Currently, BC is classified into five different molecular subtypes [26], [27] and [28] according to immunohistochemical (IHC) classification: • Luminal A (characterized by hormone receptors (HR)-positive tumor cells and low Ki-67 expression; human epithelial growth factor receptor 2 (HER2)-negative status) The hazard rates for relapse among HR-negative and/or non-luminal A tumors show a sharp peak soon after
initial diagnosis. Conversely, hazard rates for HR-positive and luminal A tumors are persisting low over the time [25]. A recent analysis showed that patients with Luminal B breast cancer had a continuously higher hazard of breast cancer recurrence over time and a shorter OS compared with Luminal A patients [29] and [30]. Moreover, Luminal B patients had higher rates of bone as first recurrence site than other subtypes. Visceral recurrence as first event was similar among Luminal Vincristine B, HER2 enriched and triple negative BC. From a biological BGB324 purchase point of view, the observation of different patterns of relapse suggests different mechanisms involved in early and late BC events. As a consequence, it is tempting to hypothesize that schedule and intensity of surveillance should vary accordingly.

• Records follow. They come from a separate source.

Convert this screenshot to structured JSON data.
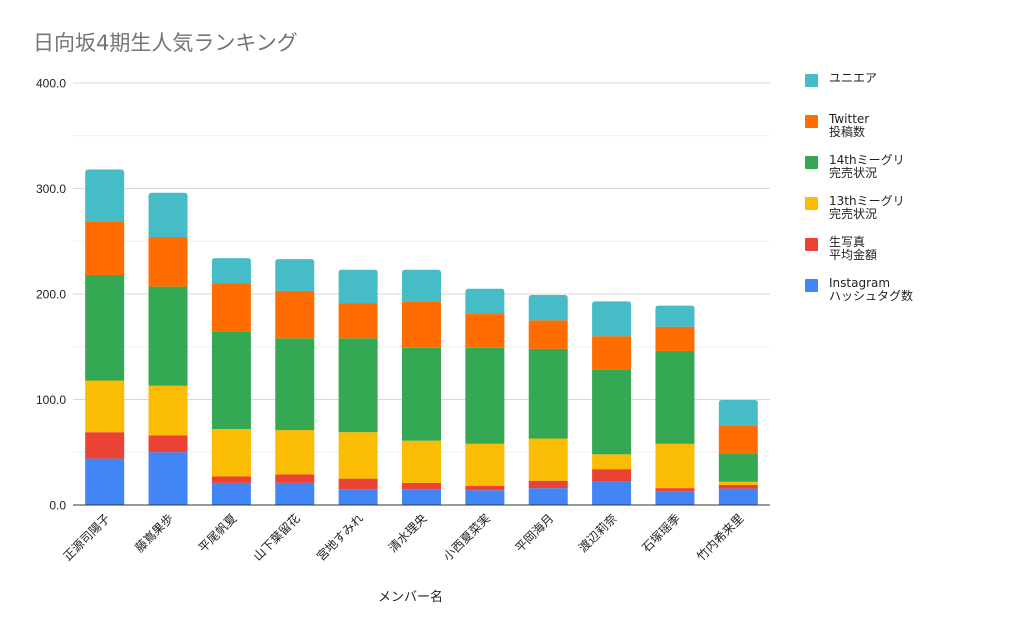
{
  "chart_data": {
    "type": "bar",
    "stacked": true,
    "title": "日向坂4期生人気ランキング",
    "xlabel": "メンバー名",
    "ylabel": "",
    "ylim": [
      0,
      400
    ],
    "yticks": [
      0,
      100,
      200,
      300,
      400
    ],
    "ytick_labels": [
      "0.0",
      "100.0",
      "200.0",
      "300.0",
      "400.0"
    ],
    "grid": true,
    "legend_position": "right",
    "categories": [
      "正源司陽子",
      "藤嶌果歩",
      "平尾帆夏",
      "山下葉留花",
      "宮地すみれ",
      "清水理央",
      "小西夏菜実",
      "平岡海月",
      "渡辺莉奈",
      "石塚瑶季",
      "竹内希来里"
    ],
    "series": [
      {
        "name": "Instagram\nハッシュタグ数",
        "color": "#4285F4",
        "values": [
          44,
          50,
          21,
          21,
          15,
          15,
          14,
          16,
          22,
          13,
          15.5
        ]
      },
      {
        "name": "生写真\n平均金額",
        "color": "#EA4335",
        "values": [
          25,
          16,
          6,
          8,
          10,
          6,
          4,
          7,
          12,
          3,
          3.5
        ]
      },
      {
        "name": "13thミーグリ\n完売状況",
        "color": "#FBBC04",
        "values": [
          49,
          47,
          45,
          42,
          44,
          40,
          40,
          40,
          14,
          42,
          3
        ]
      },
      {
        "name": "14thミーグリ\n完売状況",
        "color": "#34A853",
        "values": [
          100,
          94,
          92,
          87,
          89,
          88,
          91,
          85,
          80,
          88,
          27
        ]
      },
      {
        "name": "Twitter\n投稿数",
        "color": "#FF6D01",
        "values": [
          51,
          47,
          46,
          45,
          33,
          44,
          32,
          27,
          32,
          23,
          26.5
        ]
      },
      {
        "name": "ユニエア",
        "color": "#46BDC6",
        "values": [
          49,
          42,
          24,
          30,
          32,
          30,
          24,
          24,
          33,
          20,
          24
        ]
      }
    ]
  },
  "legend_order": [
    5,
    4,
    3,
    2,
    1,
    0
  ]
}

The survival of women suffering locoregional recurrence is markedly different compared to those suffering distant metastases (80% 5-year relative survival rate versus 25% 5-year relative survival rate, respectively) [31] and patients with
isolated locoregional or contralateral breast cancer recurrences detected without symptoms have a better survival compared to patients in whom a late symptomatic detection is performed. Over the last two decades, it has been demonstrated that patients with solitary first locoregional recurrence after mastectomy may achieve a 5-year DFS rate of 61–79% if they underwent a radical locoregional treatment combined with systemic
adjuvant therapy [32] and [33]. Unfortunately, the first site of relapse is represented by local recurrence in only one-third of recurrent BC patients [34]. Even if some retrospective analyses suggested that having an inflammatory BC at the primary diagnosis [35] as well as the tumor stage and pathological nodal stage after neoadjuvant treatment [36] may predict for a higher risk of locoregional recurrence, no strategy are current available to identify patients Thalidomide who are more likely to have a local relapse. The detection of isolated locoregional and contralateral recurrence or new breast primary in asymptomatic patients by mammography leads to an absolute reduction in mortality of 17–28% [37]. Nevertheless, surveillance mammography is affected by both false-negative (approximately 10% of palpable tumors are not clearly visible on mammography) and false-positive results, which require further investigations, especially when deleterious changes in breast tissue have been induced by surgery and radiotherapy [38], [39] and [40].